Kafka Streams is another entry into the stream processing framework category with options to leverage from either Java or Scala. In this post, we’ll describe what is Kafka Streams, features and benefits, when to consider, how-to Kafka Stream tutorials, and external references. Ultimately, the goal of this post is to answer the question, why should you care?
What is Kafka Streams?
Kafka Streams is a client library for processing and analyzing data stored in Kafka. Developers use the Kafka Streams library to build stream processor applications when both the stream input and stream output are Kafka topic(s). We’ll cover stream processors and stream architectures throughout this tutorial.
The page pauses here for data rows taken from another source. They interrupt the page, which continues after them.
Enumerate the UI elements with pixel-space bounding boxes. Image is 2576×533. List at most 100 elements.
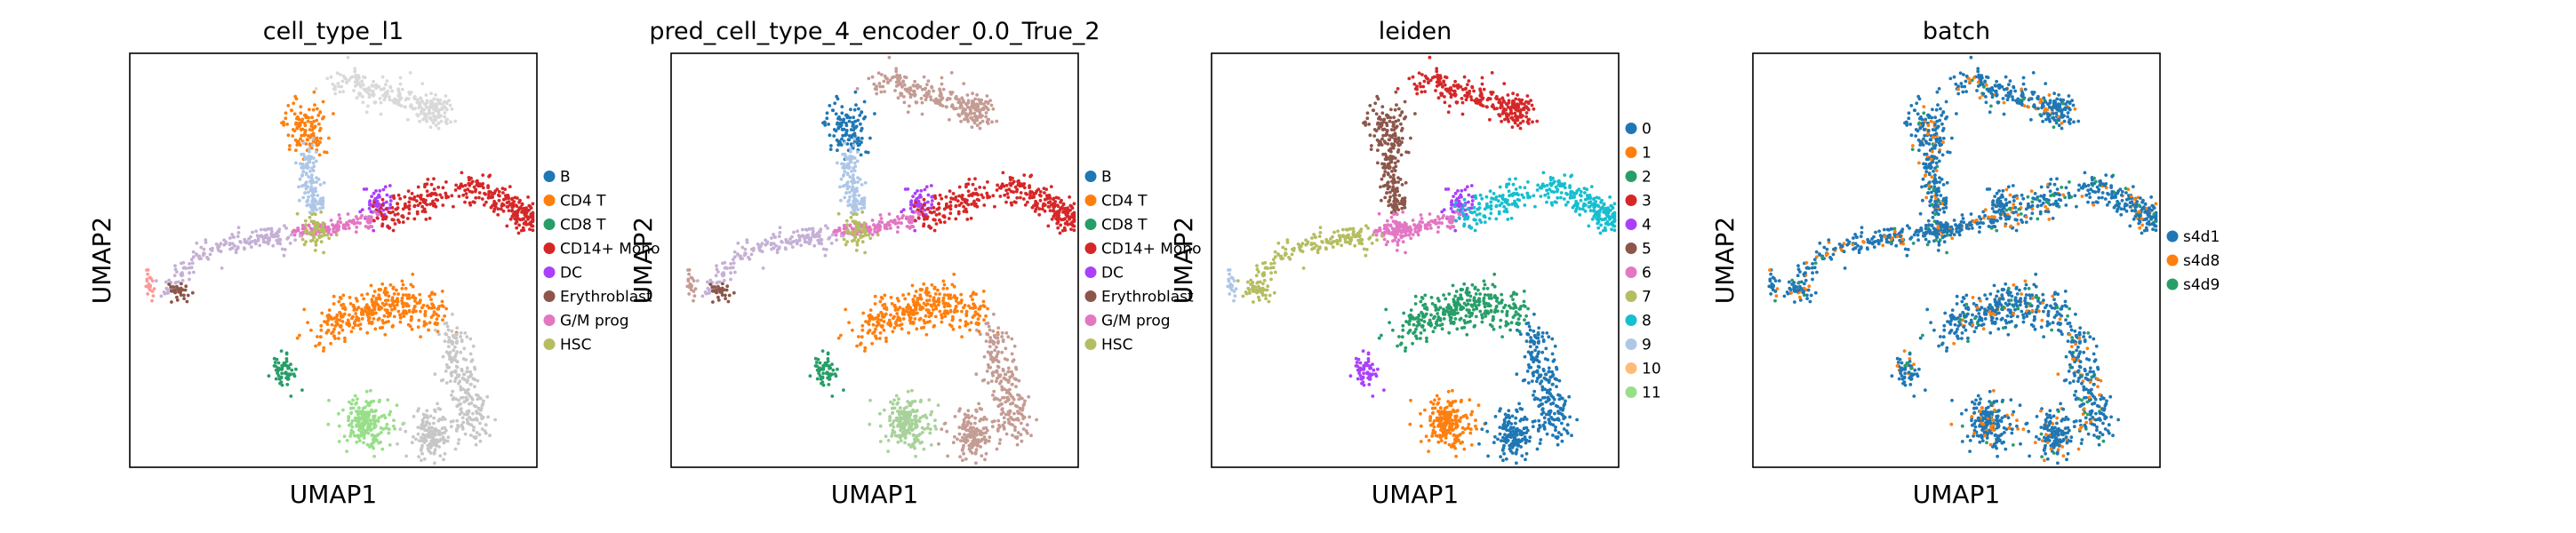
scatter-point [844, 129, 849, 132]
scatter-point [366, 431, 371, 435]
scatter-point [945, 105, 948, 109]
scatter-point [890, 76, 894, 80]
scatter-point [890, 406, 894, 410]
scatter-point [364, 303, 369, 307]
scatter-point [1372, 134, 1377, 138]
scatter-point [406, 97, 411, 101]
scatter-point [815, 377, 820, 381]
scatter-point [907, 410, 911, 415]
scatter-point [1009, 422, 1012, 426]
scatter-point [1444, 76, 1449, 80]
scatter-point [336, 224, 340, 227]
scatter-point [965, 93, 970, 97]
scatter-point [476, 397, 480, 402]
scatter-point [387, 427, 391, 432]
scatter-point [1387, 138, 1391, 142]
scatter-point [512, 200, 516, 203]
scatter-point [302, 307, 307, 312]
scatter-point [484, 200, 488, 204]
scatter-point [438, 98, 443, 102]
scatter-point [288, 242, 292, 245]
scatter-point [530, 219, 533, 224]
scatter-point [1488, 117, 1492, 122]
scatter-point [973, 187, 978, 191]
scatter-point [902, 312, 907, 316]
scatter-point [259, 227, 263, 232]
scatter-point [951, 327, 956, 331]
scatter-point [922, 447, 926, 451]
scatter-point [729, 271, 732, 275]
scatter-point [997, 442, 1002, 445]
scatter-point [446, 195, 451, 199]
scatter-point [968, 328, 972, 332]
scatter-point [372, 419, 377, 424]
scatter-point [388, 184, 392, 187]
scatter-point [828, 147, 833, 152]
scatter-point [300, 388, 304, 392]
scatter-point [895, 76, 900, 79]
scatter-point [407, 308, 412, 313]
scatter-point [855, 141, 860, 145]
scatter-point [310, 166, 314, 171]
scatter-point [883, 306, 886, 310]
scatter-point [310, 208, 315, 212]
scatter-point [1500, 119, 1503, 123]
scatter-point [1012, 411, 1016, 416]
scatter-point [1004, 432, 1009, 436]
scatter-point [349, 330, 354, 334]
scatter-point [868, 136, 872, 140]
scatter-point [380, 197, 385, 202]
scatter-point [432, 177, 436, 181]
scatter-point [903, 187, 908, 191]
scatter-point [1009, 402, 1012, 406]
scatter-point [998, 381, 1002, 386]
scatter-point [420, 210, 425, 213]
scatter-point [440, 290, 444, 293]
scatter-point [465, 380, 469, 385]
scatter-point [1409, 136, 1412, 140]
scatter-point [428, 125, 433, 130]
scatter-point [471, 411, 475, 416]
scatter-point [480, 183, 484, 187]
scatter-point [1502, 82, 1507, 85]
scatter-point [307, 155, 311, 158]
scatter-point [929, 184, 933, 187]
scatter-point [932, 307, 935, 312]
scatter-point [426, 178, 430, 181]
scatter-point [1062, 226, 1067, 230]
scatter-point [261, 237, 266, 242]
scatter-point [979, 332, 982, 337]
scatter-point [510, 197, 514, 202]
scatter-point [837, 115, 841, 119]
scatter-point [429, 91, 433, 96]
scatter-point [889, 423, 892, 427]
scatter-point [462, 400, 467, 404]
scatter-point [362, 421, 365, 425]
scatter-point [271, 243, 276, 248]
scatter-point [836, 148, 839, 153]
scatter-point [348, 434, 352, 438]
scatter-point [478, 421, 482, 426]
scatter-point [1460, 97, 1464, 100]
scatter-point [989, 379, 994, 383]
scatter-point [888, 415, 892, 418]
scatter-point [313, 212, 317, 217]
scatter-point [346, 318, 350, 322]
scatter-point [930, 199, 934, 203]
scatter-point [254, 229, 258, 234]
legend-label: CD4 T [560, 193, 606, 211]
scatter-point [429, 182, 434, 187]
scatter-point [300, 133, 304, 138]
scatter-point [163, 291, 167, 296]
scatter-point [908, 315, 912, 320]
scatter-point [971, 118, 975, 122]
scatter-point [310, 123, 314, 127]
scatter-point [922, 282, 926, 286]
scatter-point [309, 155, 314, 159]
scatter-point [442, 441, 446, 444]
scatter-point [901, 208, 906, 212]
scatter-point [345, 80, 348, 84]
scatter-point [355, 225, 359, 229]
scatter-point [876, 318, 881, 322]
scatter-point [937, 442, 940, 446]
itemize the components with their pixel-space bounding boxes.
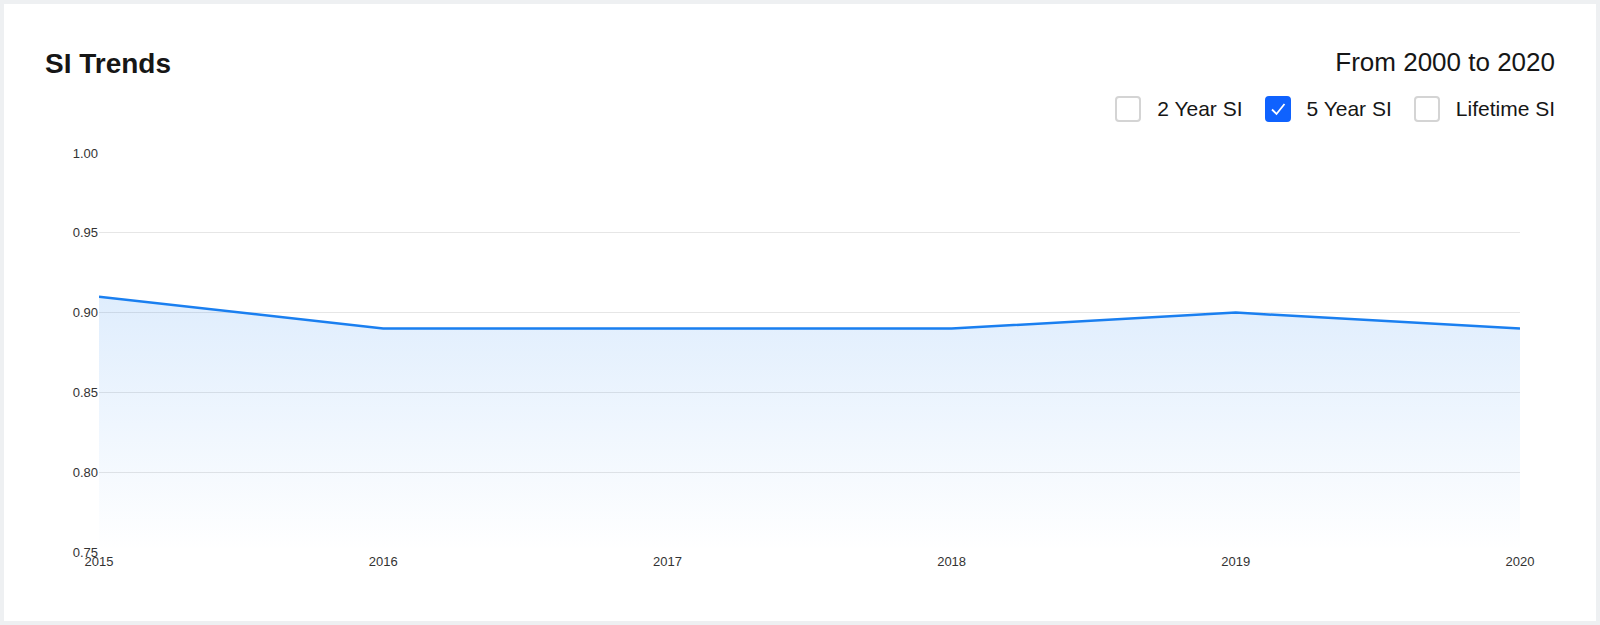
html-text:Lifetime SI: Lifetime SI [1455, 97, 1555, 120]
svg-text:0.75: 0.75 [73, 545, 98, 560]
html-text:5 Year SI: 5 Year SI [1306, 97, 1392, 120]
html-text:2 Year SI: 2 Year SI [1157, 97, 1243, 120]
svg-text:2020: 2020 [1506, 554, 1535, 569]
svg-text:0.90: 0.90 [73, 305, 98, 320]
svg-text:0.80: 0.80 [73, 465, 98, 480]
svg-text:2015: 2015 [85, 554, 114, 569]
svg-text:0.95: 0.95 [73, 225, 98, 240]
svg-text:0.85: 0.85 [73, 385, 98, 400]
svg-text:2018: 2018 [937, 554, 966, 569]
svg-text:2019: 2019 [1221, 554, 1250, 569]
svg-text:2016: 2016 [369, 554, 398, 569]
html-text:SI Trends: SI Trends [45, 48, 171, 79]
html-text:From 2000 to 2020: From 2000 to 2020 [1335, 47, 1555, 77]
svg-text:1.00: 1.00 [73, 146, 98, 161]
svg-text:2017: 2017 [653, 554, 682, 569]
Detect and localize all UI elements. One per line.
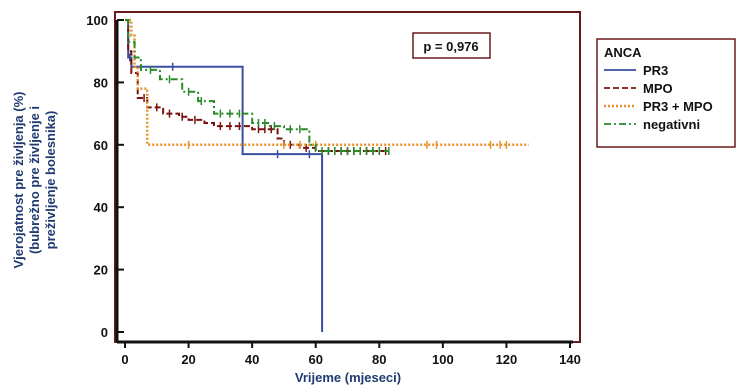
- y-tick-label-2: 40: [94, 200, 108, 215]
- pvalue-annotation: p = 0,976: [423, 39, 478, 54]
- y-axis-title-line-2: preživljenje bolesnika): [43, 111, 58, 250]
- pvalue-box: [412, 32, 491, 59]
- series-line-2: [125, 18, 529, 147]
- x-axis-title: Vrijeme (mjeseci): [295, 370, 401, 385]
- legend-label-2: PR3 + MPO: [643, 99, 713, 114]
- x-tick-label-0: 0: [121, 352, 128, 367]
- x-ticks: 0 20 40 60 80 100 120 140: [121, 342, 581, 367]
- series-group: [125, 18, 529, 332]
- legend-box: [596, 38, 736, 148]
- legend-title: ANCA: [604, 45, 642, 60]
- y-tick-label-5: 100: [86, 13, 108, 28]
- y-tick-label-3: 60: [94, 138, 108, 153]
- x-tick-label-4: 80: [372, 352, 386, 367]
- y-tick-label-4: 80: [94, 75, 108, 90]
- y-ticks: 0 20 40 60 80 100: [86, 13, 124, 340]
- series-3: [125, 19, 390, 156]
- legend-items: PR3 MPO PR3 + MPO negativni: [604, 63, 713, 132]
- y-axis-title-line-1: (bubrežno pre življenje i: [27, 106, 42, 254]
- y-tick-label-0: 0: [101, 325, 108, 340]
- x-tick-label-6: 120: [496, 352, 518, 367]
- x-tick-label-7: 140: [559, 352, 581, 367]
- y-axis-title-line-0: Vjerojatnost pre življenja (%): [11, 92, 26, 269]
- legend-label-3: negativni: [643, 117, 700, 132]
- series-line-3: [125, 19, 389, 153]
- x-tick-label-5: 100: [432, 352, 454, 367]
- x-tick-label-3: 60: [308, 352, 322, 367]
- x-tick-label-1: 20: [181, 352, 195, 367]
- legend-label-1: MPO: [643, 81, 673, 96]
- y-axis-title: Vjerojatnost pre življenja (%) (bubrežno …: [11, 92, 58, 269]
- y-tick-label-1: 20: [94, 263, 108, 278]
- x-tick-label-2: 40: [245, 352, 259, 367]
- legend-label-0: PR3: [643, 63, 668, 78]
- plot-frame: [114, 11, 581, 343]
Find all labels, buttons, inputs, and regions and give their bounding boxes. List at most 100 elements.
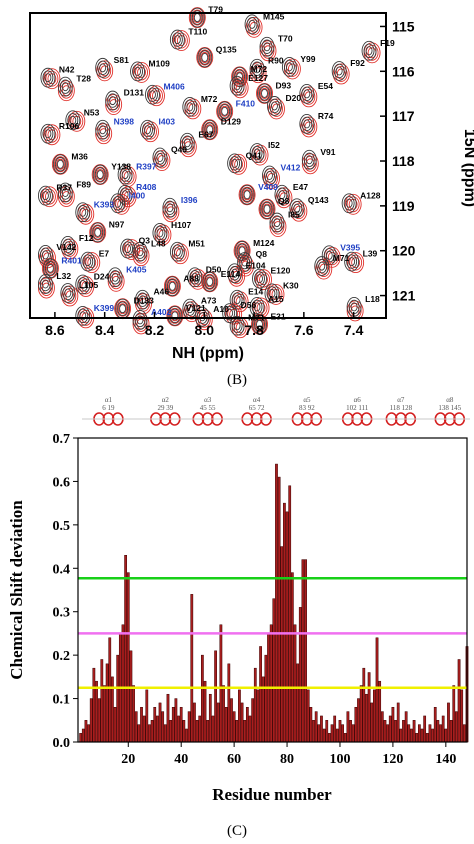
- peak-label: K30: [283, 280, 299, 290]
- csd-bar: [187, 711, 191, 743]
- peak-label: D50: [206, 264, 222, 274]
- csd-bar: [365, 693, 368, 743]
- peak-contour: [264, 283, 285, 305]
- peak-label: T28: [76, 74, 91, 84]
- peak-label: A10: [213, 304, 229, 314]
- csd-bar: [407, 724, 411, 743]
- peak-contour: [331, 61, 350, 85]
- peak-contour: [80, 251, 101, 274]
- y-tick-label: 115: [392, 18, 415, 34]
- csd-bar: [335, 728, 339, 743]
- peak-contour: [256, 82, 273, 104]
- peak-contour: [145, 84, 165, 107]
- y-tick-label: 118: [392, 153, 415, 169]
- csd-bar: [455, 711, 458, 743]
- helix-name: α3: [204, 396, 212, 404]
- csd-bar: [388, 715, 392, 743]
- x-tick-label: 120: [382, 752, 403, 767]
- helix-name: α7: [397, 396, 405, 404]
- peak-contour: [274, 184, 293, 209]
- helix-name: α8: [446, 396, 454, 404]
- peak-contour: [344, 251, 365, 274]
- csd-x-axis-title: Residue number: [212, 785, 332, 804]
- peak-label: R401: [61, 255, 82, 265]
- csd-bar: [417, 724, 421, 743]
- helix-range: 6 19: [102, 404, 115, 412]
- csd-bar: [116, 654, 120, 743]
- csd-bar: [338, 720, 342, 743]
- csd-bar: [81, 728, 85, 743]
- peak-contour: [75, 202, 95, 225]
- csd-bar: [306, 689, 310, 743]
- csd-bar: [449, 720, 453, 743]
- peak-label: K405: [126, 264, 147, 274]
- x-tick-label: 8.0: [195, 322, 215, 338]
- peak-label: L32: [56, 271, 71, 281]
- csd-bar: [373, 689, 376, 743]
- peak-contour: [314, 256, 333, 280]
- y-tick-label: 0.0: [53, 736, 71, 751]
- y-tick-label: 117: [392, 108, 415, 124]
- csd-bar: [248, 715, 252, 743]
- csd-plot-frame: [77, 437, 468, 743]
- helix-range: 45 55: [200, 404, 216, 412]
- csd-bar: [224, 707, 228, 743]
- csd-bar: [447, 702, 450, 743]
- csd-bar: [290, 572, 294, 743]
- peak-label: M145: [263, 11, 285, 21]
- peak-contour: [169, 241, 189, 265]
- csd-bar: [320, 715, 323, 743]
- y-tick-label: 119: [392, 198, 415, 214]
- peak-label: M72: [201, 94, 218, 104]
- csd-bar: [425, 733, 429, 743]
- csd-bar: [121, 624, 125, 743]
- csd-bar: [256, 689, 260, 743]
- csd-bar: [370, 702, 374, 743]
- peak-label: Y99: [300, 54, 315, 64]
- y-tick-label: 120: [392, 243, 416, 259]
- csd-bar: [222, 685, 225, 743]
- peak-contour: [196, 47, 214, 68]
- helix-range: 65 72: [249, 404, 265, 412]
- csd-bar: [245, 707, 249, 743]
- peak-label: E120: [271, 266, 291, 276]
- csd-bar: [410, 728, 413, 743]
- csd-bar: [357, 698, 360, 743]
- peak-label: V91: [320, 147, 335, 157]
- csd-bar: [436, 720, 440, 743]
- peak-label: M109: [149, 58, 171, 68]
- csd-bar: [298, 607, 302, 743]
- csd-bar: [457, 659, 461, 743]
- csd-bar: [383, 720, 387, 743]
- csd-bar: [404, 711, 408, 743]
- csd-bar: [359, 685, 363, 743]
- y-tick-label: 121: [392, 288, 416, 304]
- peak-contour: [249, 143, 269, 166]
- csd-bar: [103, 685, 106, 743]
- peak-contour: [37, 274, 55, 299]
- peak-contour: [267, 96, 285, 120]
- csd-bar: [100, 659, 104, 743]
- csd-bar: [378, 680, 382, 743]
- csd-bar: [230, 698, 233, 743]
- csd-bar: [399, 728, 403, 743]
- peak-label: I403: [158, 117, 175, 127]
- csd-bar: [272, 598, 276, 743]
- csd-bar: [341, 724, 345, 743]
- peak-label: L48: [151, 239, 166, 249]
- csd-bar: [105, 663, 109, 743]
- peak-label: R74: [318, 111, 334, 121]
- csd-bar: [380, 711, 384, 743]
- csd-bar: [343, 733, 347, 743]
- x-tick-label: 8.2: [145, 322, 165, 338]
- peak-label: D129: [221, 117, 242, 127]
- helix-name: α1: [105, 396, 113, 404]
- hsqc-plot-frame: [29, 12, 387, 319]
- peak-label: N42: [59, 65, 75, 75]
- peak-contour: [227, 153, 248, 175]
- peak-label: A128: [360, 190, 381, 200]
- hsqc-x-axis-title: NH (ppm): [172, 345, 244, 362]
- csd-bar: [108, 637, 112, 743]
- helix-range: 118 128: [390, 404, 413, 412]
- peak-contour: [238, 184, 256, 206]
Some of you may be wondering, why Kafka Streams over Kafka Connect or writing your own Kafka Consumer or Kafka Producer? What makes Kafka Streams different?
Well, to answer those questions, we should note one key difference right from the start.
As mentioned, Kafka Streams is used to write stream processors where the input and output are Kafka topics. Visually, an example of a Kafka Streams architecture may look like the following.
As see above, both the input and output of Kafka Streams applications are Kafka topics.
From this image, it appears Kafka Consumer and Kafka Producer APIs are being used. Is either of these APIs used in Kafka Streams based apps? Well, the answer is yes and no. Kafka Streams builds upon Kafka Producer and Consumer libraries, so it is able to leverage the native capabilities of Kafka such as fault tolerance, distributed coordination, and parallelism. But, it doesn’t expose the APIs directly. Instead, input and output to Kafka topics in Kafka Streams apps are available via Consumer and Producer abstractions such as the Kafka Streams DSL and Processor API. You’ll learn more about these in the Kafka Streams tutorial section below.
Ok, but why not configure and run a Kafka Connect based app? Good question, but as I understand it, Kafka Connect is essentially the E and L in ETL. Support for transformations is minimal as seen in the Kafka Connect Transformations documentation. In addition, the transformations are on a per message basis, or single message transforms, rather than across a stream. Finally, and somebody please correct me if I’m wrong here, but are there options for using a Kafka topic as either a sink or source in Kafka Connect?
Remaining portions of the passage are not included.